Quel lien possible peut-il exister entre la Conférence internationale de Tokyo sur le développement de l'Afrique 2022 (TICAD 8), soit la grand-messe de la coopération entre le continent et le Japon qui s’est déroulée les 27 et 28 août 2022 à Tunis, et le Conseil de la Ligue des Etats arabes, réuni au niveau des ministres des Affaires étrangères, qui s’est tenu au Caire les 6 et 7 septembre derniers? A priori rien, le premier évènement intéressant l’Afrique et le second concernant le monde arabe et les préparatifs du prochain sommet de la Ligue Arabe, en principe prévu à Alger du 1er au 2 novembre prochain.

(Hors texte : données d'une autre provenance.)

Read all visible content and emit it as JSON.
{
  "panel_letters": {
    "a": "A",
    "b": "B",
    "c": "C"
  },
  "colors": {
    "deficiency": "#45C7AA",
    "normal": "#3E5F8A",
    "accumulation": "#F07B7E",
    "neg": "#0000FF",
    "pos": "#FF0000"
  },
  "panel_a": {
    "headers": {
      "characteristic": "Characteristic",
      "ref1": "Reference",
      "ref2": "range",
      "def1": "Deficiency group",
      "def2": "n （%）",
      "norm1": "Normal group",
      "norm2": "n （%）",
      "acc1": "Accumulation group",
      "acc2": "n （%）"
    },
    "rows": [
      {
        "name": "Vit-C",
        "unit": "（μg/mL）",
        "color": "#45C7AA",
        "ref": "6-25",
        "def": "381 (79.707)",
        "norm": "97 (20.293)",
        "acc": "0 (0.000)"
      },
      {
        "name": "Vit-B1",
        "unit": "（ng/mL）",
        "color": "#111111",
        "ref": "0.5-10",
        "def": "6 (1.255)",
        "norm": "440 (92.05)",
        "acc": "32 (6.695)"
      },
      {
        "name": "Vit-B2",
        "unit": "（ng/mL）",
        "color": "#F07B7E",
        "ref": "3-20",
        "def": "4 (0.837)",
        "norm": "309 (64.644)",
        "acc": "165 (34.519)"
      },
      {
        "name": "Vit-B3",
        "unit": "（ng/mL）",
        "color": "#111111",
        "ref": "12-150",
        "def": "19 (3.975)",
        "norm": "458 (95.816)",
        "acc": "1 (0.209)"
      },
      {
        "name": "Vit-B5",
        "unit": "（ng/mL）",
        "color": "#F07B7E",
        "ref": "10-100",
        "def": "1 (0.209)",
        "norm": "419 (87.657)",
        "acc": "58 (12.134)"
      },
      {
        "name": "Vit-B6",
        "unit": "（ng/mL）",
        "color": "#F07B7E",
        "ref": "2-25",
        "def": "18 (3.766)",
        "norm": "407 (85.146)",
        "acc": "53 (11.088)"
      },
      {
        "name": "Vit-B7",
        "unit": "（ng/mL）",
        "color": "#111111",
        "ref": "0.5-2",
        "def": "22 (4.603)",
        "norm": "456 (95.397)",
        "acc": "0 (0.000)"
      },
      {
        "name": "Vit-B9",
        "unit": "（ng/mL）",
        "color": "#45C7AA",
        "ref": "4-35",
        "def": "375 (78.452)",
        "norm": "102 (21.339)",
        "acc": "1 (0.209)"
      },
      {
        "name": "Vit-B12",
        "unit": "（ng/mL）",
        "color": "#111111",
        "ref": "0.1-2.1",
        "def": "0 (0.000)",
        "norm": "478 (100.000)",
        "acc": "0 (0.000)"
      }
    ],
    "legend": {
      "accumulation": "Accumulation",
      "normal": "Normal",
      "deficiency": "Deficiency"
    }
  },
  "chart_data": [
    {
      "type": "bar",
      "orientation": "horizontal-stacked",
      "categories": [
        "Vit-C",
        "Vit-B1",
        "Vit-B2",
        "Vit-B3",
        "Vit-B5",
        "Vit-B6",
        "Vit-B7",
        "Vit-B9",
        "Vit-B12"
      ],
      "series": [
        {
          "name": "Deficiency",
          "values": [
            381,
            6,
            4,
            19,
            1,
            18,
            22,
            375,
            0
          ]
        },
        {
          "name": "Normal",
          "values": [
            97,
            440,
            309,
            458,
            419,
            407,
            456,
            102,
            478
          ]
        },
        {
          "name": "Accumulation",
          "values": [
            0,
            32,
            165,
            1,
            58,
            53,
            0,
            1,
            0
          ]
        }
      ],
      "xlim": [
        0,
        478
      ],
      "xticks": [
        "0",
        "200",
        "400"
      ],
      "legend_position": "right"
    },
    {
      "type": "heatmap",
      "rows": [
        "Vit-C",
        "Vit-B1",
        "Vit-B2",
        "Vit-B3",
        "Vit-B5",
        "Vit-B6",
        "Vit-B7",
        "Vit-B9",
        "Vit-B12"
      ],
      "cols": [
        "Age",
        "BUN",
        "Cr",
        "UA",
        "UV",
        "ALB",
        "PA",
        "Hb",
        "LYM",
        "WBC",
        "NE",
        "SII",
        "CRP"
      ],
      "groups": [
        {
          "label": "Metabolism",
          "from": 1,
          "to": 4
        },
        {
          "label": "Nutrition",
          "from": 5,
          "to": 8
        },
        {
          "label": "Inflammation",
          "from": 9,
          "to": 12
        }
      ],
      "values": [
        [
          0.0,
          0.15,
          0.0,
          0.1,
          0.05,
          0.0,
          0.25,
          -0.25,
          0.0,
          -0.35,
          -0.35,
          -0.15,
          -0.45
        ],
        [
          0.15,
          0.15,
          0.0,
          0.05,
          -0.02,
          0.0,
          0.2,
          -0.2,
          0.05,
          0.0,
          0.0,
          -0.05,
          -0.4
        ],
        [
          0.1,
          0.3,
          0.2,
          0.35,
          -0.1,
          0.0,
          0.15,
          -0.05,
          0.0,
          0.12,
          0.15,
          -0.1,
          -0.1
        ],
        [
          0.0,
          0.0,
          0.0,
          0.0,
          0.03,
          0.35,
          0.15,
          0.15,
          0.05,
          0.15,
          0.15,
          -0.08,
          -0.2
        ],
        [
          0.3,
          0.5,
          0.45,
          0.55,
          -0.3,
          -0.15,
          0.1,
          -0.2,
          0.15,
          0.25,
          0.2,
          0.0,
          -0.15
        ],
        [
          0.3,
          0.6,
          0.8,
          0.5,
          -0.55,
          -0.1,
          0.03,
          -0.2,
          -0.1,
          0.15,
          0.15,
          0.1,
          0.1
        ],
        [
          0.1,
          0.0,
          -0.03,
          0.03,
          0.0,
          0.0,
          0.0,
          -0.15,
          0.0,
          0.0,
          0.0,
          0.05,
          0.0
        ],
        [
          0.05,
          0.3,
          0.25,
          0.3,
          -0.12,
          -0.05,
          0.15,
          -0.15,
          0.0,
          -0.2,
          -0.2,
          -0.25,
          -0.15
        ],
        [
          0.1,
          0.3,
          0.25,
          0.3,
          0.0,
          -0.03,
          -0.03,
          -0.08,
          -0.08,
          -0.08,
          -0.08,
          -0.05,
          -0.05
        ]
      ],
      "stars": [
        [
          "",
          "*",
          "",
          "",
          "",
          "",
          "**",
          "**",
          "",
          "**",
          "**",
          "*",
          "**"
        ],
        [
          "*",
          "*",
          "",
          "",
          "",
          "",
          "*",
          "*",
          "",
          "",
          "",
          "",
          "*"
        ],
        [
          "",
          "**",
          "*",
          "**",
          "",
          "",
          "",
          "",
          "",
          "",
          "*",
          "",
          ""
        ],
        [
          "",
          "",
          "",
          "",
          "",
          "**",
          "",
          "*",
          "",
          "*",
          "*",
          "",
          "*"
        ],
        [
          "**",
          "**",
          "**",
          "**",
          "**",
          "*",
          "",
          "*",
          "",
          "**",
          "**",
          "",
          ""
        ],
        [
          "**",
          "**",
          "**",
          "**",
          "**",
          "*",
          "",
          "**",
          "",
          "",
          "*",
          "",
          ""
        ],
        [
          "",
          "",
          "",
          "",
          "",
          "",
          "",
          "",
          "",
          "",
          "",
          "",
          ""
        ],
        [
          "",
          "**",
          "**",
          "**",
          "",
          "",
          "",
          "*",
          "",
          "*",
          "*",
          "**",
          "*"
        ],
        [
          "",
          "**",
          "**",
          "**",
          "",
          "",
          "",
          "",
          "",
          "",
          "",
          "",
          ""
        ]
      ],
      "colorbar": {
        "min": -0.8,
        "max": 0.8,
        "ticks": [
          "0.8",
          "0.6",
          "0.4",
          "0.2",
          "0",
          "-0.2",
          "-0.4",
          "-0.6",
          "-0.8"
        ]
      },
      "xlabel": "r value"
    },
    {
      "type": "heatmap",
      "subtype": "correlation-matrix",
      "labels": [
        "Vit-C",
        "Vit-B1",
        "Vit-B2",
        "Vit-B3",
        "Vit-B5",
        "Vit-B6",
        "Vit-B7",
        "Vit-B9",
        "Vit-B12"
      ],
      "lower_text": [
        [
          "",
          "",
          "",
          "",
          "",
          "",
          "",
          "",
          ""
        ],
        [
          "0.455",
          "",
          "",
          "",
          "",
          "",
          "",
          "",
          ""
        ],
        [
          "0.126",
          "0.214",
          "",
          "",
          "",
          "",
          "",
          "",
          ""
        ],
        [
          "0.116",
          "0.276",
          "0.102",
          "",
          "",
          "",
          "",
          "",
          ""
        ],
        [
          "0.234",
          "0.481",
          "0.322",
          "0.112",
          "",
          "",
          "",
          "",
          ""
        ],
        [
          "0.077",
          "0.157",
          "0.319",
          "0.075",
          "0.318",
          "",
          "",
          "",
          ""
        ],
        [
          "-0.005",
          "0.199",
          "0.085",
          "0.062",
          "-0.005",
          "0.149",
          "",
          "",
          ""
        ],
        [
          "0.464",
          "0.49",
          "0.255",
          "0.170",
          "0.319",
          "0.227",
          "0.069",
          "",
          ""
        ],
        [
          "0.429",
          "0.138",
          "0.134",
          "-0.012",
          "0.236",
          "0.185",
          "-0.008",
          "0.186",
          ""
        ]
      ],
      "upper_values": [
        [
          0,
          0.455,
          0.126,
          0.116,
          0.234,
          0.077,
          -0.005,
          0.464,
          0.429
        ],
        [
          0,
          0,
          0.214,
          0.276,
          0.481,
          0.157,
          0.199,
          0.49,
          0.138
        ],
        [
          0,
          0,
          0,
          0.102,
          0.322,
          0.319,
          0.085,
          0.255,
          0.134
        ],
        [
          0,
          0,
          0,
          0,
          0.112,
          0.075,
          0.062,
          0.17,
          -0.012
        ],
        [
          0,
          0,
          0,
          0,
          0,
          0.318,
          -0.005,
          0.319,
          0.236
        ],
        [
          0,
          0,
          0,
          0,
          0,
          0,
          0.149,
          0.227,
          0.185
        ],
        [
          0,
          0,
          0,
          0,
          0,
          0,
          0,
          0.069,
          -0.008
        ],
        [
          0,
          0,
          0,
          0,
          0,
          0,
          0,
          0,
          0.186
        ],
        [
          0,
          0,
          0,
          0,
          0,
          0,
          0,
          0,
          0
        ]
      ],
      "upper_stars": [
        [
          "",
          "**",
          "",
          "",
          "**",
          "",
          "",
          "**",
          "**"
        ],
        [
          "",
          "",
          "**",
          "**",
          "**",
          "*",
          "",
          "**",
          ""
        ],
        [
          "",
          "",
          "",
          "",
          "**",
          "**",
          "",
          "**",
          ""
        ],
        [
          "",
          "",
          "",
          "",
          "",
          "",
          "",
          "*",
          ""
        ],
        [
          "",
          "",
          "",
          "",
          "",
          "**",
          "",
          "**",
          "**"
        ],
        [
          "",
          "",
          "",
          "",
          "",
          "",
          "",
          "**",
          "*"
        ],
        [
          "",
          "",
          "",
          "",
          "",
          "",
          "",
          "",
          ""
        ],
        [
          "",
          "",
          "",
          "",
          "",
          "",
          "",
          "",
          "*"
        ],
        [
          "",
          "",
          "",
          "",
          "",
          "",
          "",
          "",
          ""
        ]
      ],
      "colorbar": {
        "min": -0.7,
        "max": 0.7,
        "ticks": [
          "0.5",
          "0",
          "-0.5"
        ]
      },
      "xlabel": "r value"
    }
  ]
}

Mais c'est sans compter avec le «génie» de la Tunisie de Kaïs Saïed, qui, ne se contentant pas d’avoir réservé au chef d’une entité fantoche, soit la Rasd, les honneurs d’un chef d’Etat, provoquant le boycott par le Maroc de cet évènement et compromettant sérieusement ses relations diplomatiques avec le Royaume, a tenté d’imposer au Conseil des ministres arabes des Affaires étrangères un agenda foncièrement soumis au régime algérien. Comment? En proposant un paragraphe au rapport final du secrétaire général de la Ligue arabe, Ahmed Abou al-Gheït, dans lequel tous les pays arabes se devaient de féliciter la Tunisie de «la bonne tenue» de la TICAD et de «l’organisation exemplaire» de cette rencontre. Au nom de quoi? Des us et coutumes de la Ligue arabe où ce type de compliments passe généralement comme une lettre à la poste. Mais aussi, et surtout, dans le dessein à peine voilé de dire que l’évènement, auquel le Maroc n’a pas assisté, a été un franc succès. Mieux encore: la Ligue arabe se devait de féliciter la Tunisie pour la réussite d’un sommet au cours duquel le tapis rouge a été déroulé au chef du Polisario. Ç’aurait été là une première intrusion des séparatistes dans une forteresse qui leur est résolument hostile.
La manœuvre a été orchestrée par Othman Jerandi, ministre tunisien des Affaires étrangères, devant le regard complice de son donneur d’ordre, l’Algérien Ramtane Lamamra.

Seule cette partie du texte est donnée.